As our inaugural entry to our News and Views page, I wanted to write something serious. What more apt than to try and explain the slogan on our home page.
Art is a necessity not a luxury.
When Anthony Gormley’s Angel of the North was installed in 1998, there was huge resistance to the sculpture and many people didn’t want it. The area was going through a period of massive change at the time, the ship building industry had closed and mining was in decline, unemployment was rife. There would have been many worried families with lost incomes, communities tearing apart as people left in search of work and without a doubt, depression would have played a part. The future would have looked bleak and uncertain, not dissimilar to the current times we are living in with Brexit, terrorism and the rise of politically unstable movements in the US and around the world. Art is usually the last consideration on most people’s minds during times like these. Certainly, when the 20-meter tall sculpture with a wing span of 54 meters was installed on Birtley hill in Gateshead in February, most people in the area said the £800,000 of predominantly lottery money could have been better spent elsewhere.
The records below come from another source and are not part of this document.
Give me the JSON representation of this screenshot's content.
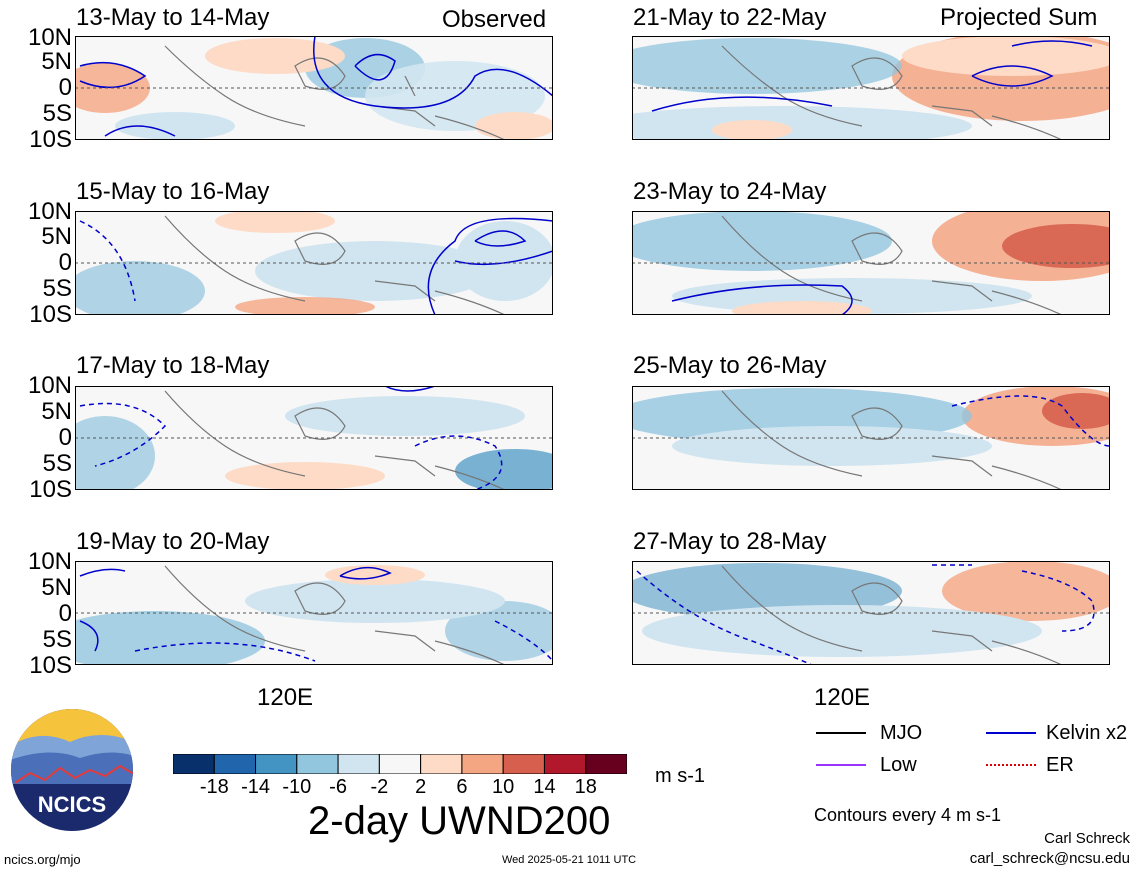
{
  "panels": [
    {
      "title": "13-May to 14-May",
      "corner": "Observed"
    },
    {
      "title": "15-May to 16-May",
      "corner": ""
    },
    {
      "title": "17-May to 18-May",
      "corner": ""
    },
    {
      "title": "19-May to 20-May",
      "corner": ""
    },
    {
      "title": "21-May to 22-May",
      "corner": "Projected Sum"
    },
    {
      "title": "23-May to 24-May",
      "corner": ""
    },
    {
      "title": "25-May to 26-May",
      "corner": ""
    },
    {
      "title": "27-May to 28-May",
      "corner": ""
    }
  ],
  "lat_labels": [
    "10N",
    "5N",
    "0",
    "5S",
    "10S"
  ],
  "lon_label": "120E",
  "colorbar": {
    "ticks": [
      "-18",
      "-14",
      "-10",
      "-6",
      "-2",
      "2",
      "6",
      "10",
      "14",
      "18"
    ],
    "colors": [
      "#08306b",
      "#2166ac",
      "#4393c3",
      "#92c5de",
      "#d1e5f0",
      "#f7f7f7",
      "#fddbc7",
      "#f4a582",
      "#d6604d",
      "#b2182b",
      "#67001f"
    ],
    "units": "m s-1"
  },
  "title": "2-day UWND200",
  "legend": [
    {
      "label": "MJO",
      "color": "#000000"
    },
    {
      "label": "Kelvin x2",
      "color": "#0000cc"
    },
    {
      "label": "Low",
      "color": "#9933ff"
    },
    {
      "label": "ER",
      "color": "#dd0000"
    }
  ],
  "contour_note": "Contours every 4 m s-1",
  "logo_text": "NCICS",
  "site": "ncics.org/mjo",
  "timestamp": "Wed 2025-05-21 1011 UTC",
  "author": "Carl Schreck",
  "email": "carl_schreck@ncsu.edu",
  "chart_data": [
    {
      "type": "heatmap",
      "title": "13-May to 14-May",
      "subtitle": "Observed",
      "variable": "2-day UWND200",
      "units": "m s-1",
      "yticks": [
        "10N",
        "5N",
        "0",
        "5S",
        "10S"
      ],
      "xtick": "120E"
    },
    {
      "type": "heatmap",
      "title": "15-May to 16-May",
      "units": "m s-1"
    },
    {
      "type": "heatmap",
      "title": "17-May to 18-May",
      "units": "m s-1"
    },
    {
      "type": "heatmap",
      "title": "19-May to 20-May",
      "units": "m s-1"
    },
    {
      "type": "heatmap",
      "title": "21-May to 22-May",
      "subtitle": "Projected Sum",
      "units": "m s-1"
    },
    {
      "type": "heatmap",
      "title": "23-May to 24-May",
      "units": "m s-1"
    },
    {
      "type": "heatmap",
      "title": "25-May to 26-May",
      "units": "m s-1"
    },
    {
      "type": "heatmap",
      "title": "27-May to 28-May",
      "units": "m s-1"
    }
  ]
}
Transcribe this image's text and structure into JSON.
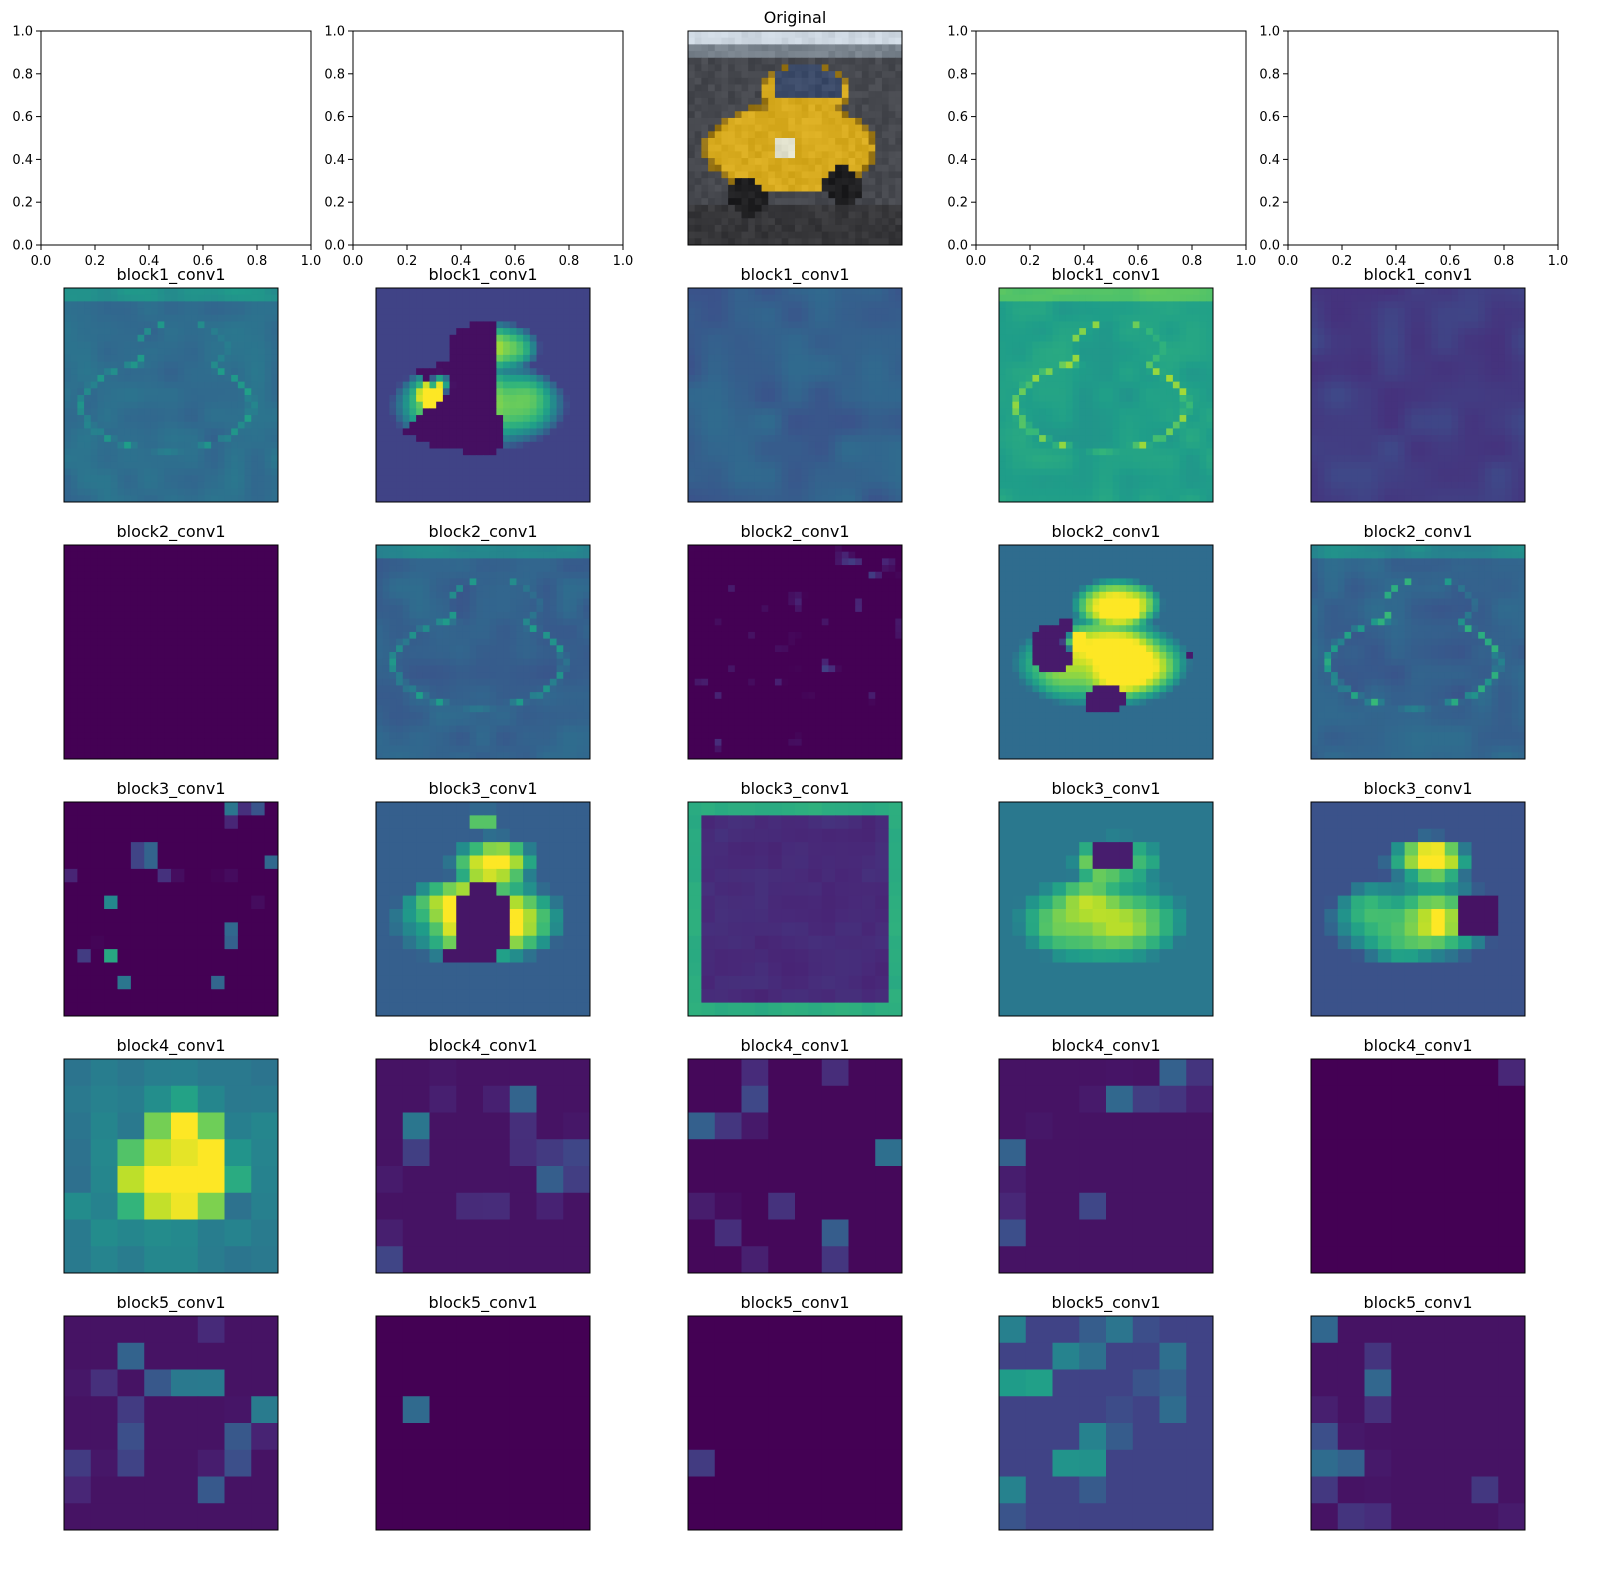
{
  "chart_data": {
    "type": "heatmap",
    "colormap": "viridis",
    "grid_columns": 5,
    "grid_rows": 6,
    "empty_axes": {
      "xlim": [
        0.0,
        1.0
      ],
      "ylim": [
        0.0,
        1.0
      ],
      "xticks": [
        "0.0",
        "0.2",
        "0.4",
        "0.6",
        "0.8",
        "1.0"
      ],
      "yticks": [
        "0.0",
        "0.2",
        "0.4",
        "0.6",
        "0.8",
        "1.0"
      ]
    },
    "original_title": "Original",
    "rows": [
      {
        "title": "block1_conv1",
        "panels": [
          {
            "pattern": "edges",
            "base": 0.35,
            "strength": 0.2,
            "hotspots": []
          },
          {
            "pattern": "blob",
            "base": 0.2,
            "strength": 0.9,
            "hotspots": [
              [
                0.25,
                0.5
              ],
              [
                0.3,
                0.45
              ]
            ]
          },
          {
            "pattern": "flat",
            "base": 0.3,
            "strength": 0.1,
            "hotspots": []
          },
          {
            "pattern": "edges",
            "base": 0.55,
            "strength": 0.3,
            "hotspots": []
          },
          {
            "pattern": "flat",
            "base": 0.18,
            "strength": 0.08,
            "hotspots": []
          }
        ]
      },
      {
        "title": "block2_conv1",
        "panels": [
          {
            "pattern": "flat",
            "base": 0.0,
            "strength": 0.0,
            "hotspots": []
          },
          {
            "pattern": "edges",
            "base": 0.3,
            "strength": 0.25,
            "hotspots": []
          },
          {
            "pattern": "sparse",
            "base": 0.0,
            "strength": 0.3,
            "hotspots": []
          },
          {
            "pattern": "blob",
            "base": 0.35,
            "strength": 0.8,
            "hotspots": [
              [
                0.35,
                0.45
              ],
              [
                0.6,
                0.3
              ]
            ]
          },
          {
            "pattern": "edges",
            "base": 0.3,
            "strength": 0.35,
            "hotspots": []
          }
        ]
      },
      {
        "title": "block3_conv1",
        "panels": [
          {
            "pattern": "sparse",
            "base": 0.0,
            "strength": 0.9,
            "hotspots": [
              [
                0.38,
                0.25
              ]
            ]
          },
          {
            "pattern": "blob",
            "base": 0.3,
            "strength": 0.7,
            "hotspots": [
              [
                0.5,
                0.08
              ]
            ]
          },
          {
            "pattern": "border",
            "base": 0.12,
            "strength": 0.5,
            "hotspots": []
          },
          {
            "pattern": "blob",
            "base": 0.4,
            "strength": 0.5,
            "hotspots": []
          },
          {
            "pattern": "blob",
            "base": 0.25,
            "strength": 0.7,
            "hotspots": [
              [
                0.6,
                0.55
              ]
            ]
          }
        ]
      },
      {
        "title": "block4_conv1",
        "panels": [
          {
            "pattern": "blocky",
            "base": 0.35,
            "strength": 0.8,
            "hotspots": [
              [
                0.7,
                0.45
              ],
              [
                0.1,
                0.65
              ]
            ]
          },
          {
            "pattern": "sparse_blocky",
            "base": 0.05,
            "strength": 0.6,
            "hotspots": [
              [
                0.2,
                0.35
              ]
            ]
          },
          {
            "pattern": "sparse_blocky",
            "base": 0.02,
            "strength": 0.6,
            "hotspots": [
              [
                0.95,
                0.4
              ]
            ]
          },
          {
            "pattern": "sparse_blocky",
            "base": 0.05,
            "strength": 0.6,
            "hotspots": [
              [
                0.05,
                0.48
              ]
            ]
          },
          {
            "pattern": "flat",
            "base": 0.0,
            "strength": 0.0,
            "hotspots": [
              [
                0.97,
                0.02
              ]
            ]
          }
        ]
      },
      {
        "title": "block5_conv1",
        "panels": [
          {
            "pattern": "sparse_blocky",
            "base": 0.05,
            "strength": 0.7,
            "hotspots": [
              [
                0.93,
                0.4
              ],
              [
                0.5,
                0.2
              ]
            ]
          },
          {
            "pattern": "flat",
            "base": 0.0,
            "strength": 0.0,
            "hotspots": [
              [
                0.2,
                0.4
              ],
              [
                0.25,
                0.4
              ]
            ]
          },
          {
            "pattern": "flat",
            "base": 0.0,
            "strength": 0.0,
            "hotspots": [
              [
                0.03,
                0.65
              ]
            ]
          },
          {
            "pattern": "sparse_blocky",
            "base": 0.2,
            "strength": 0.7,
            "hotspots": [
              [
                0.03,
                0.03
              ]
            ]
          },
          {
            "pattern": "sparse_blocky",
            "base": 0.05,
            "strength": 0.5,
            "hotspots": [
              [
                0.03,
                0.03
              ]
            ]
          }
        ]
      }
    ]
  }
}
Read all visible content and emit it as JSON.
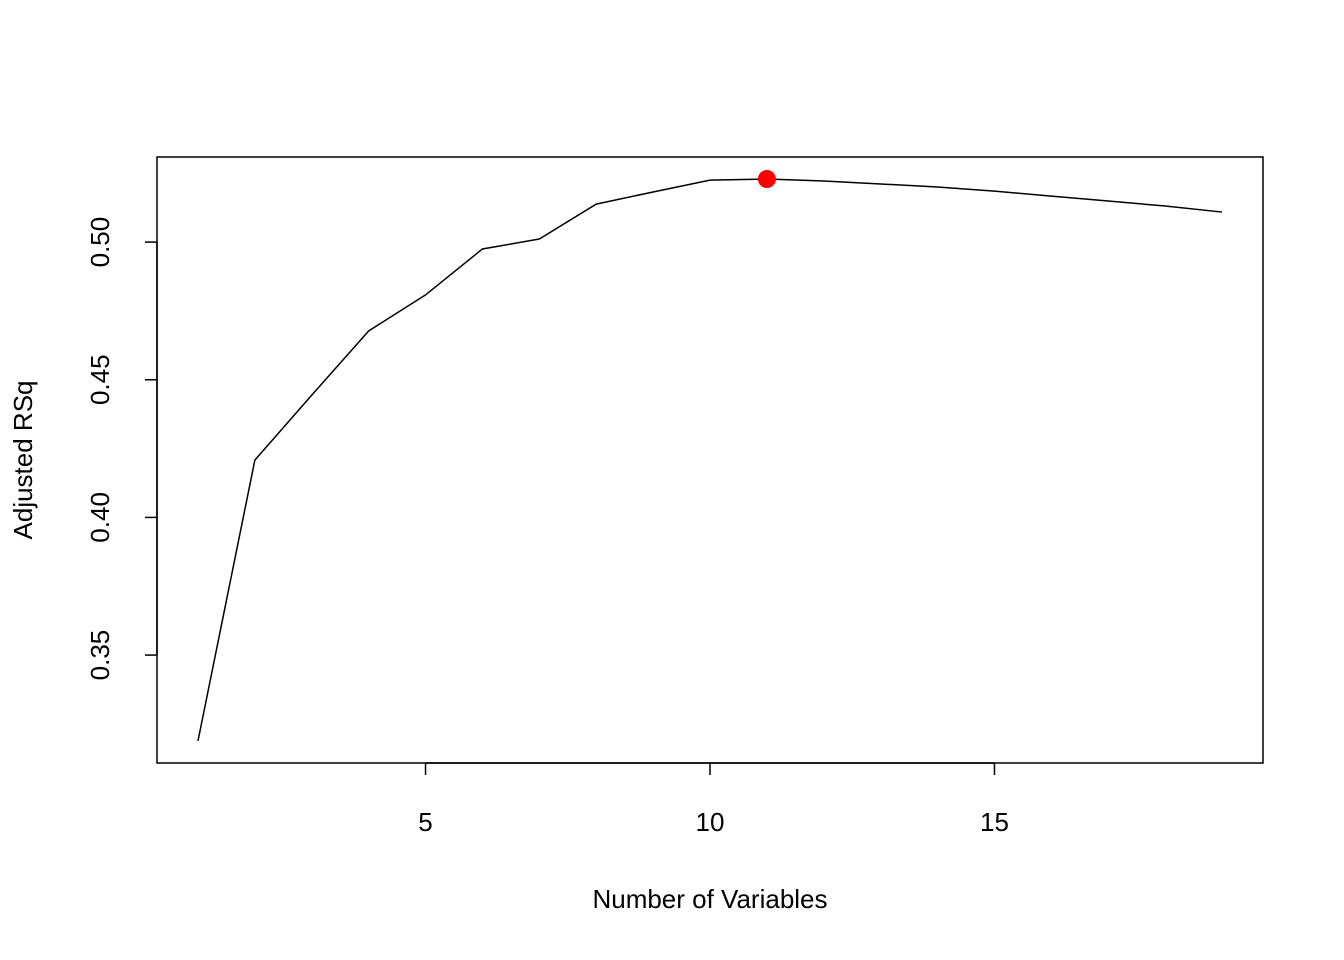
{
  "chart_data": {
    "type": "line",
    "x_label": "Number of Variables",
    "y_label": "Adjusted RSq",
    "x": [
      1,
      2,
      3,
      4,
      5,
      6,
      7,
      8,
      9,
      10,
      11,
      12,
      13,
      14,
      15,
      16,
      17,
      18,
      19
    ],
    "values": [
      0.3188,
      0.4208,
      0.4444,
      0.4677,
      0.4808,
      0.4975,
      0.5011,
      0.5138,
      0.5182,
      0.5225,
      0.5229,
      0.5222,
      0.5211,
      0.52,
      0.5185,
      0.5167,
      0.5149,
      0.5131,
      0.5109
    ],
    "color": "#000000",
    "highlight": {
      "x": 11,
      "y": 0.5229,
      "color": "#ff0000"
    },
    "xlim": [
      0.28,
      19.72
    ],
    "ylim": [
      0.3108,
      0.5309
    ],
    "xticks": [
      5,
      10,
      15
    ],
    "yticks": [
      0.35,
      {
        "value": 0.4,
        "label": "0.40"
      },
      0.45,
      {
        "value": 0.5,
        "label": "0.50"
      }
    ]
  }
}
The steel from which the angel is made symbolises both the mining and the ship building industrial past of the area and the form, the angel itself, is associated with protection and hope. When Newcastle United fans put an oversized Alan Shearer football shirt on the statue in May the following year, the simple act of apparent ‘vandalism’ was in fact an act of acceptance. Now, almost 20 years later, it is considered a landmark of the north; a symbol of home, of comfort and security and beyond that, of hope, not only for Tyne and Wear but for people and communities all over the world. Councillor Jonathan Wallace, who was vehemently opposed to the Angel’s installation back in 1998, now admits that it is part of the North’s identity and pledged his support and protection of the sculpture should it ever be threatened. These are the sentiments of a man protecting his family and embody fundamental keystone principles of our culture both past and present. Is this what the Angel of the North stands for now? A benevolent witness to the past, the present and the future, a symbol of our flawed existence and perhaps the continuity of life itself.
Art doesn’t need to be beautiful to be important. In any case, what is beauty other than an idea? Allowing ourselves to find that is so important, especially when it is shared. Art is that sharing and reminds us that we are not alone, that we are part of something greater.